The next speaker was Kevin Joachin, a child of immigrant parents who have suffered greatly due to the trials of immigration. He stated that immigration had become a larger fear as he got older and the trials of living in fear were something that not all the people around him experienced. His mother was one of the many women who suffered from an abusive husband who would not sign her paperwork for 12 years once she had immigrated into the country.
Joachin spoke of the importance of the older generations of immigration, “As we look to the future and we see these harsh policies aimed at our community specifically to criminalize them, I ask you not to victimize our community. I ask you to return the dignity and the respect that they thought of when they thought of a better life for you in this country.”
Joachin said, “I think that having panels like the one on Tuesday opens up the space to have different kinds of conversations that people haven’t even considered, because first of all, I think that we have to admit that this space wasn’t created for undocumented people to share.”
The last speaker of the event before closing discussions was Adelina Nicholls, the receptor to the Ohtli Award. She arrived in the United States 22 years ago and explained that she feels that her importance is to give a voice to the immigrants who suffer. She spoke about the detention centers as a business, “They are making approximately $133 per person per day on average of around 5 or 6 months. You can do the math and think about how they are profiting from this.” Nicholls feels that people are affected by this every single day. Not just within immigrant communities, but everywhere. She said that in her many years working within the system for reform, she has seen little to no change.
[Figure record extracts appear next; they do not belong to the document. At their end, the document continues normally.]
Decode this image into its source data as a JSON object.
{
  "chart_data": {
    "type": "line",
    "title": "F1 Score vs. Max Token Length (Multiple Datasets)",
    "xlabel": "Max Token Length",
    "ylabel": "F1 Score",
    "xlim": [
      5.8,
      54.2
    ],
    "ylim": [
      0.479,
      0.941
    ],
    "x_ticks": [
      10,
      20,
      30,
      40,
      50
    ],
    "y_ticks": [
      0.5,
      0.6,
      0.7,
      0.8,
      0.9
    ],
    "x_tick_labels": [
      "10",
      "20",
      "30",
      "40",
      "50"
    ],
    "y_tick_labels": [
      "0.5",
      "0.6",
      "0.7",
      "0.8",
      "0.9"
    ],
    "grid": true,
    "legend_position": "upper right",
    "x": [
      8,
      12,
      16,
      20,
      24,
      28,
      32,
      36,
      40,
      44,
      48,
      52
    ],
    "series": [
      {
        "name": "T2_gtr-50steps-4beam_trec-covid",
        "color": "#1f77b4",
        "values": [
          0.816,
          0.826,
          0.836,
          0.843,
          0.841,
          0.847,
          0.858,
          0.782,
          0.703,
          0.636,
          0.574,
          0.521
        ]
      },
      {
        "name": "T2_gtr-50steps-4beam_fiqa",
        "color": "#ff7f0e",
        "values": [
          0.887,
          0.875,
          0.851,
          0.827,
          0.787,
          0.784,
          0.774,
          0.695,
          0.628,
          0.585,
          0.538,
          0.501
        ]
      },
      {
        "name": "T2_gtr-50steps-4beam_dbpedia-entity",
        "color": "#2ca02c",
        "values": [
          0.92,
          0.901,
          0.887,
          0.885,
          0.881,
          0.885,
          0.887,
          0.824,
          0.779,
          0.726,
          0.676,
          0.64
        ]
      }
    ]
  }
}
The panel ended by asking the audience to ask questions or make comments to further engage with the panel members. Matherne answered most of the questions by explaining that most of the laws written are subject to interpretation. Matherne states that in accordance with international law, the United States is finding ways to break asylum. Culbreath interjected and stated that all people who step on United States soil are supposed to be allotted due process.
The panel ended and those who wanted to continue discussions with the panelists could approach the stage and ask their questions.